不同灌溉条件下冠菌素对大豆光合特性与产量的调控效应

鱼海跃,闫岩,张钰石,张明才(),李召虎   

  1. 植物生长调节剂教育部工程研究中心 / 中国农业大学农学院, 北京100193
  • 收稿日期:2019-03-05 接受日期:2019-06-12 出版日期:2019-12-12 网络出版日期:2019-07-08
  • 通讯作者: 张明才
  • 作者简介:鱼海跃, E-mail: yuhaiyueo@126.com
  • 基金资助:
    本研究由国家自然科学基金项目(31471420)

Regulatory effects of coronatine on photosynthetic characteristics and yield of soybean under different irrigation conditions

Hai-Yue YU,Yan YAN,Yu-Shi ZHANG,Ming-Cai ZHANG(),Zhao-Hu LI   

  1. Engineering Research Center of Plant Growth Regulator, Ministry of Education / College of Agronomy and Biotechnology, China Agricultural University, Beijing 100093, China
  • Received:2019-03-05 Accepted:2019-06-12 Published:2019-12-12 Published online:2019-07-08
  • Contact: Ming-Cai ZHANG
  • Supported by:
    This study was supported by the National Natural Science Foundation of China(31471420)

摘要:

干旱是限制大豆丰产稳产的重要因素之一, 利用生物调节剂提高大豆耐旱性是生产中一种新型的生物节水管理模式。
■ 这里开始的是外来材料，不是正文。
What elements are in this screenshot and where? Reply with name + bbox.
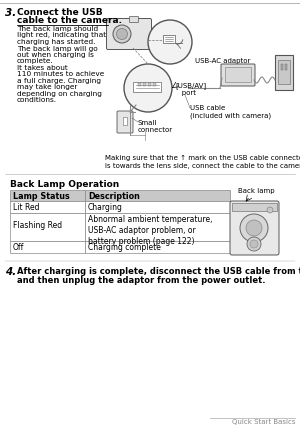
Text: USB-AC adaptor: USB-AC adaptor — [195, 58, 250, 64]
Bar — [85, 213, 230, 241]
Text: light red, indicating that: light red, indicating that — [17, 32, 106, 38]
FancyBboxPatch shape — [106, 18, 152, 49]
Text: a full charge. Charging: a full charge. Charging — [17, 78, 101, 84]
Bar — [85, 241, 230, 253]
Text: out when charging is: out when charging is — [17, 52, 94, 58]
Text: Back Lamp Operation: Back Lamp Operation — [10, 180, 119, 189]
Text: 3.: 3. — [5, 8, 16, 18]
Text: depending on charging: depending on charging — [17, 91, 102, 97]
Bar — [281, 64, 283, 70]
Text: After charging is complete, disconnect the USB cable from the camera: After charging is complete, disconnect t… — [17, 267, 300, 276]
Text: The back lamp should: The back lamp should — [17, 26, 98, 32]
Text: may take longer: may take longer — [17, 84, 77, 90]
Text: Lamp Status: Lamp Status — [13, 192, 70, 201]
Text: Back lamp: Back lamp — [238, 188, 274, 194]
Bar — [275, 55, 293, 90]
FancyBboxPatch shape — [230, 201, 279, 255]
Text: Connect the USB: Connect the USB — [17, 8, 103, 17]
Bar — [285, 64, 287, 70]
Bar — [143, 83, 146, 86]
Text: The back lamp will go: The back lamp will go — [17, 46, 98, 52]
Text: [USB/AV]
   port: [USB/AV] port — [175, 82, 206, 96]
Bar — [10, 213, 85, 241]
Text: Making sure that the ↑ mark on the USB cable connector
is towards the lens side,: Making sure that the ↑ mark on the USB c… — [105, 155, 300, 169]
Text: Abnormal ambient temperature,
USB-AC adaptor problem, or
battery problem (page 1: Abnormal ambient temperature, USB-AC ada… — [88, 215, 212, 246]
Bar — [148, 83, 151, 86]
Text: complete.: complete. — [17, 58, 54, 64]
Bar — [163, 35, 175, 43]
Circle shape — [247, 237, 261, 251]
Text: USB cable
(included with camera): USB cable (included with camera) — [190, 105, 271, 119]
Bar — [123, 117, 127, 125]
Text: It takes about: It takes about — [17, 65, 68, 71]
Circle shape — [246, 220, 262, 236]
Circle shape — [124, 64, 172, 112]
Bar — [138, 83, 141, 86]
Bar — [85, 201, 230, 213]
Circle shape — [113, 25, 131, 43]
Bar — [232, 203, 277, 211]
Text: Description: Description — [88, 192, 140, 201]
FancyBboxPatch shape — [117, 111, 133, 133]
Circle shape — [267, 207, 273, 213]
FancyBboxPatch shape — [130, 17, 139, 23]
Bar — [278, 60, 290, 84]
Circle shape — [240, 214, 268, 242]
Circle shape — [250, 240, 258, 248]
Bar — [10, 241, 85, 253]
Text: Charging complete: Charging complete — [88, 243, 161, 252]
Bar — [133, 82, 161, 92]
Text: 110 minutes to achieve: 110 minutes to achieve — [17, 72, 104, 78]
Bar — [10, 190, 85, 201]
Text: charging has started.: charging has started. — [17, 39, 95, 45]
Text: Flashing Red: Flashing Red — [13, 221, 62, 230]
Text: Lit Red: Lit Red — [13, 203, 40, 212]
Text: Off: Off — [13, 243, 24, 252]
FancyBboxPatch shape — [221, 64, 255, 86]
Text: conditions.: conditions. — [17, 98, 57, 104]
Bar — [85, 190, 230, 201]
Text: Small
connector: Small connector — [138, 120, 173, 133]
Text: and then unplug the adaptor from the power outlet.: and then unplug the adaptor from the pow… — [17, 276, 266, 285]
Text: Charging: Charging — [88, 203, 123, 212]
Text: 4.: 4. — [5, 267, 16, 277]
Circle shape — [148, 20, 192, 64]
Bar — [10, 201, 85, 213]
Text: cable to the camera.: cable to the camera. — [17, 16, 122, 25]
Circle shape — [116, 29, 128, 40]
Bar — [153, 83, 156, 86]
Bar — [225, 67, 251, 82]
Text: Quick Start Basics: Quick Start Basics — [232, 419, 295, 425]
本研究在常规灌溉与无灌溉条件下, 采用生物调节剂冠菌素(COR)于大豆初花期进行叶面喷施处理, 研究COR对植株农艺性状、叶片水势和光合特征、产量及其构成因素的调控效应。试验结果表明: 在正常灌溉条件下, COR处理对大豆叶片水势、叶绿素含量、光合速率、叶绿素荧光参数、RuBP羧化酶和SPS活性等影响较小, 与对照相比其产量和生物量差异不显著。但在生长季无灌溉的雨养条件下, COR处理会显著提高大豆开花后叶片水势、叶绿素含量、光合速率和叶绿素荧光参数, 增加叶片RuBP羧化酶和SPS活性, 改善大豆产量构成因素, 最终导致籽粒产量增加。总之, 在雨养条件下, COR对大豆光合特征和产量形成具有积极的调控效应。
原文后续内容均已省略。